Так что Илья четко придерживался выбранной линии поведения до тех пор, пока Андрей со свойственным его возрасту юношеским максимализмом не надумал отправиться в Афганистан. Илья, разумеется, был категорически против этого, но посчитал, что изменить все равно ничего не сможет. Надо было вмешиваться раньше, когда тесть сызмальства поощрял желание внука стать военным… Если бы Илья имел больше влияния на семью, он смог бы вовремя переключить внимание Андрея, заинтересовать наукой или искусством. Но Ольга чуть что, при любом разногласии, становилась на сторону отца. Так было и в этот раз. Временами Илья чувствовал, как внутри закипает бессильная злоба – не только на покойного тестя, но и на себя. В эти минуты он ругал себя за то, что оказался слабаком, смирился с ситуацией, уступал тестю в решении важных вопросов, позволил сыну совершить его глупое геройство… Одна радость – до приказа о демобилизации оставалось недолго. Последнее время письма от Андрея приходят реже, но они все же приходили. А значит, старший сын жив, здоров и, есть надежда, скоро будет дома.

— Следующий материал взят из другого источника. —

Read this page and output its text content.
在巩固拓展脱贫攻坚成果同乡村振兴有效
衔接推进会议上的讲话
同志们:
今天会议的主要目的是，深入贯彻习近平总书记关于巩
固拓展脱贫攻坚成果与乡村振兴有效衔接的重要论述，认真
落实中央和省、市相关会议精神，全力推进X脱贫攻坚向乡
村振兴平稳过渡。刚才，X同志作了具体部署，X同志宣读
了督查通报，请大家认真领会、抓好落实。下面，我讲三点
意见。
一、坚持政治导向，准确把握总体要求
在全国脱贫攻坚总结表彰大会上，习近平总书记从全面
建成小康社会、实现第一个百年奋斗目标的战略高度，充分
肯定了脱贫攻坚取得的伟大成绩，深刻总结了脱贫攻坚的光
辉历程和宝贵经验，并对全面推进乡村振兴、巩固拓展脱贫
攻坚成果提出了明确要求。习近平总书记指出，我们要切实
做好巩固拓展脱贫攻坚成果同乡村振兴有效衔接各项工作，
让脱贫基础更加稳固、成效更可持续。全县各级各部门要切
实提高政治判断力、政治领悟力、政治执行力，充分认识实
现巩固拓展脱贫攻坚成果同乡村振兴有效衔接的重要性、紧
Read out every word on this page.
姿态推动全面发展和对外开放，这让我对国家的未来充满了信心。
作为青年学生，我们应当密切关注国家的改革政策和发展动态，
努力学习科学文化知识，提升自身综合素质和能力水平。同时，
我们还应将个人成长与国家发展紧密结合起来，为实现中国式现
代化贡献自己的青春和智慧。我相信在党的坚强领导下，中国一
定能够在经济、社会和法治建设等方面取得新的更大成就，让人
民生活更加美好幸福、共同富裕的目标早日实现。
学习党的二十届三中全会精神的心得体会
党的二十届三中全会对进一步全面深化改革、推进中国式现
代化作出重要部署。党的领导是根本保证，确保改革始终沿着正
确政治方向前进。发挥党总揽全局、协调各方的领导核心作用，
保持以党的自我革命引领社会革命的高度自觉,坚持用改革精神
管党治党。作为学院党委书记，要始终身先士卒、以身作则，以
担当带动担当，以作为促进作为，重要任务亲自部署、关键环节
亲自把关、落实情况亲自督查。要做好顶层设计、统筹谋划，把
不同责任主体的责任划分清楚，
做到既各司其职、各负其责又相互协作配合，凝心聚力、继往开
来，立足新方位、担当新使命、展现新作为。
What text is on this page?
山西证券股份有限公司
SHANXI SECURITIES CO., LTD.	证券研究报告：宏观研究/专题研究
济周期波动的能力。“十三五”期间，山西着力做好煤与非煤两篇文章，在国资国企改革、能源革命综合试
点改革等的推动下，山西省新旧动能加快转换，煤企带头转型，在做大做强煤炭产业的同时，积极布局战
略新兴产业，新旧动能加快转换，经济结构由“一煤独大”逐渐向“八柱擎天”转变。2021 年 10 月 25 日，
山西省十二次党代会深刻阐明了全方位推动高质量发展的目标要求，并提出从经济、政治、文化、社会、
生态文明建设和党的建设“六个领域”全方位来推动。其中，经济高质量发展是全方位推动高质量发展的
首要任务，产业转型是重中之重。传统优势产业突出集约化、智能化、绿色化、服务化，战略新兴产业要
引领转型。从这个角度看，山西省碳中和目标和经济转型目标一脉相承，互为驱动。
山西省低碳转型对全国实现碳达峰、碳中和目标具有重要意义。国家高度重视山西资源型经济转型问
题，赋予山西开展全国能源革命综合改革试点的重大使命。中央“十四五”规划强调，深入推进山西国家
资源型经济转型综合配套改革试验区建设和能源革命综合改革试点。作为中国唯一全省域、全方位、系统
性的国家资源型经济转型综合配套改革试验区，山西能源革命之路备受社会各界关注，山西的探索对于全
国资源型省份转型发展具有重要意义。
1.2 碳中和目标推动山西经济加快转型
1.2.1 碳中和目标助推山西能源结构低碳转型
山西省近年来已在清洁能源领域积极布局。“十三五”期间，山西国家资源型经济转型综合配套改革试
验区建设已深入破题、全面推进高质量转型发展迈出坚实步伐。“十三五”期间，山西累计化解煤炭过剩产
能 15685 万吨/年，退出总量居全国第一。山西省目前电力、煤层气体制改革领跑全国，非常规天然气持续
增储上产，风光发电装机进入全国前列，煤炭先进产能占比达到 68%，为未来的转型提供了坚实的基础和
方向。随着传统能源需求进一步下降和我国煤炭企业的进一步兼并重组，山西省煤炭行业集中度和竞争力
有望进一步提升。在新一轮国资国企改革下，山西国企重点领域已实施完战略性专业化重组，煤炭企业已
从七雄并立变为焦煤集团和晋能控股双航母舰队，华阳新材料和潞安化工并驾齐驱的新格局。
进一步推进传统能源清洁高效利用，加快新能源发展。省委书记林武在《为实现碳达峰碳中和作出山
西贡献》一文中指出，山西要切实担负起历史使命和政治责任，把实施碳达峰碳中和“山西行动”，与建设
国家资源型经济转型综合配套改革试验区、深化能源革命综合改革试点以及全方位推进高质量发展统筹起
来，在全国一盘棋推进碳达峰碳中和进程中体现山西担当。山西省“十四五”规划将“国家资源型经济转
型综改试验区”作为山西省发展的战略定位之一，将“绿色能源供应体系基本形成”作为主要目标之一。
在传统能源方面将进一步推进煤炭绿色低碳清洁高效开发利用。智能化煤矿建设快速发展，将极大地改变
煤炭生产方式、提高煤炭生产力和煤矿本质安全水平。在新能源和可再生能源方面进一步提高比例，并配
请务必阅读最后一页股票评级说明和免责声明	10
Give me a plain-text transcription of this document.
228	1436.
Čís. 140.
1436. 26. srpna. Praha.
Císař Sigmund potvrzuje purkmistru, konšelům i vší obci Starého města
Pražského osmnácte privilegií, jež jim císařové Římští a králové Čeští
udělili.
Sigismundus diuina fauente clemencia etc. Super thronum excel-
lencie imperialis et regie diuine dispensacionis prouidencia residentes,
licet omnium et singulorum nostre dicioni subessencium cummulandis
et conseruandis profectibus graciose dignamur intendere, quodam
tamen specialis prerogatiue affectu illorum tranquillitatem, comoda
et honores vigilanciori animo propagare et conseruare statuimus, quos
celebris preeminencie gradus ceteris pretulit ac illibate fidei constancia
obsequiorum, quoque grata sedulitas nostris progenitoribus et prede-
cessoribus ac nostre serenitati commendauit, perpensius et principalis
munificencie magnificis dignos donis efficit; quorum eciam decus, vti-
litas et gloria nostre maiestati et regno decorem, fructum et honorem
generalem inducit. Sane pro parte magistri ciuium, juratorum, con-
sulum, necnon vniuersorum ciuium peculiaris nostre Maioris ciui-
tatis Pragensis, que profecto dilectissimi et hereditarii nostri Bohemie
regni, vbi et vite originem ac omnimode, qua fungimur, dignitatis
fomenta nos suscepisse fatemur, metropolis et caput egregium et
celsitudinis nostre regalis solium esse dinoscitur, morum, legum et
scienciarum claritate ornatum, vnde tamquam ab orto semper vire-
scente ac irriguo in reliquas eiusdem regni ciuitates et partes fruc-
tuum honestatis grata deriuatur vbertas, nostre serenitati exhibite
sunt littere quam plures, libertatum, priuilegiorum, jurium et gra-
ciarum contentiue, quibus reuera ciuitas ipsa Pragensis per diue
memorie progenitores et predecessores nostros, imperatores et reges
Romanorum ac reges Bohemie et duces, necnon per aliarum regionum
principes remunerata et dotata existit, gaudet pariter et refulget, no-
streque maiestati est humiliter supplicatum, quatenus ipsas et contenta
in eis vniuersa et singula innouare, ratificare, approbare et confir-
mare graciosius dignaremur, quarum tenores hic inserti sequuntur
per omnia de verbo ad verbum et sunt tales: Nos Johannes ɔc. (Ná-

И вот наконец-то радостная весть – в газете «Красная звезда» опубликовали приказ министра обороны СССР о демобилизации. А спустя некоторое время пришло письмо от Андрея, где тот сообщал, что надеется быть дома к ноябрьским праздникам.
– Ну, слава тебе господи… – выдохнула Ольга, пробежав глазами размашистые строки на листке в линейку.
– Сплюнь, Оля! – тут же предупредила Катерина. Это она принесла письмо – хоть уже и не работала у Рябовых, но по многолетней привычке все равно сама брала по утрам их почту из ящика. – Сплюнь три раза! И о дерево постучи!
Однако магический ритуал не помог…
К приезду Андрея готовились больше и тщательнее, чем к приему на высшем дипломатическом уровне какой-нибудь коронованной особы. Ольга, воспользовавшись папиными связями, достала всевозможных деликатесов и несколько раз сама и вместе с Ильей ездила на Центральный и на Тишинский рынки за фруктами, свежими овощами, хорошим мясом. Большой двухкамерный холодильник был постоянно забит под завязку – неизвестно же, в какой день вернется Андрюша, так надо, чтобы все было готово к его появлению. Мальчик же наверняка голодный приедет, неизвестно, чем их там кормили…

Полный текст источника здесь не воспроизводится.